Gentoo Forums
Gentoo Forums
Gentoo Forums
Quick Search: in
Find space wasters (list packages by size)
View unanswered posts
View posts from last 24 hours

 
Reply to topic    Gentoo Forums Forum Index Documentation, Tips & Tricks
View previous topic :: View next topic  
Author Message
numerodix
l33t
l33t


Joined: 18 Jul 2002
Posts: 743
Location: nl.eu

PostPosted: Sat Jun 24, 2006 2:30 pm    Post subject: Find space wasters (list packages by size) Reply with quote

I don't know if this has been done before, I haven't seen any threads about it. I was thinking it might be useful to know how much space each package occupies, just to get an idea of how big they are.

My script uses the CONTENTS file for every installed ebuild to check the size of the files which belong to a package and give a sorted listing of packages by size.

Code:

#!/bin/env python
#
# Author: Martin Matusiak <numerodix@gmail.com>
# Licensed under the GNU Public License, version 2.

pkgdb = "/var/db/pkg"


import os, string, stat
from operator import itemgetter

sizes = {}

cats = os.listdir(pkgdb)
for c in cats:
   cat = os.listdir(os.path.join(pkgdb, c))
   for p in cat:
      size = 0
      
      cont = os.path.join(pkgdb, c, p, "CONTENTS")
      fd = open(cont, 'r')
      
      strings = fd.readlines()
      for s in strings:
         line = string.split(s, " ")
         if line[0] == "obj" and os.path.exists(line[1]):
            size += os.path.getsize(line[1])
      
      fd.close()
      
      sizes[os.path.join(c, p)] = size

pkglist = sorted(sizes.items(), key=itemgetter(1))

for i in pkglist:
   print string.rjust(str(i[1]), 11), " ", i[0]

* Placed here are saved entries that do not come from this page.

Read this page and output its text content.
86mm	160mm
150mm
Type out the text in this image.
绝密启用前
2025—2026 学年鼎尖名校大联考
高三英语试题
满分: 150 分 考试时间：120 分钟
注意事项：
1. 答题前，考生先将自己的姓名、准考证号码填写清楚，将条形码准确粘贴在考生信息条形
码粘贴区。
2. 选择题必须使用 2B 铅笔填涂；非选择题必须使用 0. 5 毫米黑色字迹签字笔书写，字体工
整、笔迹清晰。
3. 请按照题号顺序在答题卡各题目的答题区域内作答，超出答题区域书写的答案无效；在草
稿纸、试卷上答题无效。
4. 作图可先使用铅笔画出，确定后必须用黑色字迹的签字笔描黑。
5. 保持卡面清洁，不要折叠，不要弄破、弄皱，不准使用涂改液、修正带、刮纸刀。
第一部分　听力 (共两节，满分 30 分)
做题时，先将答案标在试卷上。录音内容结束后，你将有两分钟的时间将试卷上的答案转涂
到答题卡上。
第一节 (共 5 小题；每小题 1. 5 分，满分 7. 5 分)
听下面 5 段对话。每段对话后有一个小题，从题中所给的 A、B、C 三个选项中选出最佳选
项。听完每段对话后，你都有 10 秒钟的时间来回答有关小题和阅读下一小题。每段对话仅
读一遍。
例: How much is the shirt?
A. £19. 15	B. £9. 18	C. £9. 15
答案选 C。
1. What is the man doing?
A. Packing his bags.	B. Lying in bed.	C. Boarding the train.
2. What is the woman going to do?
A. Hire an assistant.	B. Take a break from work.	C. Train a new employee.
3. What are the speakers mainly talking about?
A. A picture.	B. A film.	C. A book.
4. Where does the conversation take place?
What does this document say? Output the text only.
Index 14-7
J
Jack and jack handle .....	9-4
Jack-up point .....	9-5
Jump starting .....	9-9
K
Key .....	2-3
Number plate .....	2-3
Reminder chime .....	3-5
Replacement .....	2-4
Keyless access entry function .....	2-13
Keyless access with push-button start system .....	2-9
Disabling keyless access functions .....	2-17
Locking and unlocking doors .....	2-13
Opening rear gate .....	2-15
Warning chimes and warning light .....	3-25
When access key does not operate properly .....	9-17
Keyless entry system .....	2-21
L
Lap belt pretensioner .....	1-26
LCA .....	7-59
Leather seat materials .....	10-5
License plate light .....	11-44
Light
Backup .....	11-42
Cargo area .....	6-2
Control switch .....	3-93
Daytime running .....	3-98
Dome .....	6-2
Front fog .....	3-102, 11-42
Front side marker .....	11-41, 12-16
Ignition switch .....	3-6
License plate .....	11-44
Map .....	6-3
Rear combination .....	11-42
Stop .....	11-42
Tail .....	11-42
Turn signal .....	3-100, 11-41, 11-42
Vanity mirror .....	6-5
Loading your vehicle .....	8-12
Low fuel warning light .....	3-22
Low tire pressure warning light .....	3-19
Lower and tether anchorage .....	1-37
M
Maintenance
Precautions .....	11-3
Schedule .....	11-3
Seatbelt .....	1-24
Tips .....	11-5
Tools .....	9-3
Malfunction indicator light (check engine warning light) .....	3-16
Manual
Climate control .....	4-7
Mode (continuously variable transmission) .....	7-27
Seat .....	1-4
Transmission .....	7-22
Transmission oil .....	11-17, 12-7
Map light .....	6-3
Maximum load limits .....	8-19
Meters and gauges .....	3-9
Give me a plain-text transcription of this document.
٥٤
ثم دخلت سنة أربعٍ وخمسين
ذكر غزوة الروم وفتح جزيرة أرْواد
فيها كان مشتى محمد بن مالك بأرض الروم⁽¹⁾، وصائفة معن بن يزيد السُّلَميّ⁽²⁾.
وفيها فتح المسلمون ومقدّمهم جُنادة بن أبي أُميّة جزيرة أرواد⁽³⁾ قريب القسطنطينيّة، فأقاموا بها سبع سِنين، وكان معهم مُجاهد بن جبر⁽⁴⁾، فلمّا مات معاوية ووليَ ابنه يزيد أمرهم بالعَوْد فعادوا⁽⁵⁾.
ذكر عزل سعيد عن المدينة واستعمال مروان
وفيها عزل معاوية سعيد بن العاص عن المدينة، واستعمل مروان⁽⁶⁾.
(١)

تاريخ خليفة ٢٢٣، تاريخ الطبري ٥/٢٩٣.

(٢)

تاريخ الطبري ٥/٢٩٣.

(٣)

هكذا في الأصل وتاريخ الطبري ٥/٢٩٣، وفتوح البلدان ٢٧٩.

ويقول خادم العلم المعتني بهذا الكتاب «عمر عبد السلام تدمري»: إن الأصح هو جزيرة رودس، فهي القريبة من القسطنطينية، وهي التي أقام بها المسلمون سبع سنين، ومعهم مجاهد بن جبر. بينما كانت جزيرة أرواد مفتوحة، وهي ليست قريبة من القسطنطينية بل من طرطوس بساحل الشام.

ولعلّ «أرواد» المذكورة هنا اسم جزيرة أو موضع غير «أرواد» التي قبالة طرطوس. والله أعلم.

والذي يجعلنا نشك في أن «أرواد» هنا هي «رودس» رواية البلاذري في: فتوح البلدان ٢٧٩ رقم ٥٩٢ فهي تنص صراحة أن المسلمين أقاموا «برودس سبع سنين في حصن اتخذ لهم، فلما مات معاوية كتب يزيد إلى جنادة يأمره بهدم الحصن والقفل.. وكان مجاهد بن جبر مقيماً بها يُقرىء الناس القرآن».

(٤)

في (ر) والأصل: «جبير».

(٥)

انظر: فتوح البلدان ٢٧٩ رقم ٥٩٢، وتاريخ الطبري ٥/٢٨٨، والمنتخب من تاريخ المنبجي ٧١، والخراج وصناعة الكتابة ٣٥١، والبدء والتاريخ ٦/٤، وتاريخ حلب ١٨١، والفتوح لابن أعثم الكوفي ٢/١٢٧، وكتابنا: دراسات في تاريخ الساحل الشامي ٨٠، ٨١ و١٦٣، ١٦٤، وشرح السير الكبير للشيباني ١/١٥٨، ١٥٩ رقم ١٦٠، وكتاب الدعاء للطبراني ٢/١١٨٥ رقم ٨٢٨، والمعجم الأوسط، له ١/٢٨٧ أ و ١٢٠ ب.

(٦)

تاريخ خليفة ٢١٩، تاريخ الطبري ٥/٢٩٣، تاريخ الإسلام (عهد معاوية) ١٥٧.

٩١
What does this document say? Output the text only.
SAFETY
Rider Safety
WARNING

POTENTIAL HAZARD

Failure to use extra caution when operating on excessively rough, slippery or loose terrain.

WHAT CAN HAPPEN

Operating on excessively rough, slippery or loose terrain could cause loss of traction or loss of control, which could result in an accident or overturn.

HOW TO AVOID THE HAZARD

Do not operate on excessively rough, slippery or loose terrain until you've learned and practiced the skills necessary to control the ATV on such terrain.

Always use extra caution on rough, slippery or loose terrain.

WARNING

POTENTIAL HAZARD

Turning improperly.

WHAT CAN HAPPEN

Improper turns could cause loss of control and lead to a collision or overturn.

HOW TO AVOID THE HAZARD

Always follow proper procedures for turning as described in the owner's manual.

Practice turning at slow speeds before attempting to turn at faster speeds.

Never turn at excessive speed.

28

The output looks like this:

Code:
          0   virtual/perl-libnet-1.19
          0   virtual/perl-Storable-2.15
          0   virtual/libstdc++-3.3
          0   virtual/ghostscript-0
          0   dev-java/ant-1.6.2-r6
          0   virtual/perl-Test-Simple-0.62
          0   virtual/perl-Digest-MD5-2.36
          0   virtual/libintl-0
          0   virtual/perl-MIME-Base64-3.07
          0   virtual/libiconv-0
         86   kde-base/kde-env-3-r4
        393   kde-base/kdebase-pam-6
        889   sys-apps/coldplug-20040920-r1
       1160   sys-apps/hotplug-base-20040401
...
  215529358   dev-lang/ghc-6.4.1-r3
  219531427   sys-kernel/gentoo-sources-2.6.16-r9
  313704725   app-office/openoffice-bin-2.0.2


Hope I'm not the only one who thinks it's useful :)
_________________
undvd - ripping dvds should be as simple as unzip
Back to top
View user's profile Send private message
toralf
Developer
Developer


Joined: 01 Feb 2004
Posts: 3922
Location: Hamburg

PostPosted: Sat Jun 24, 2006 2:44 pm    Post subject: Reply with quote

What's about
Code:
equery --nocolor --quiet list | cut -f4 -d' ' | xargs -n 1 -i{} equery --nocolor size ={} | sort -u
?
Back to top
View user's profile Send private message
numerodix
l33t
l33t


Joined: 18 Jul 2002
Posts: 743
Location: nl.eu

PostPosted: Sat Jun 24, 2006 3:46 pm    Post subject: Reply with quote

That looks good yeah, I didn't know equery had a function for package size.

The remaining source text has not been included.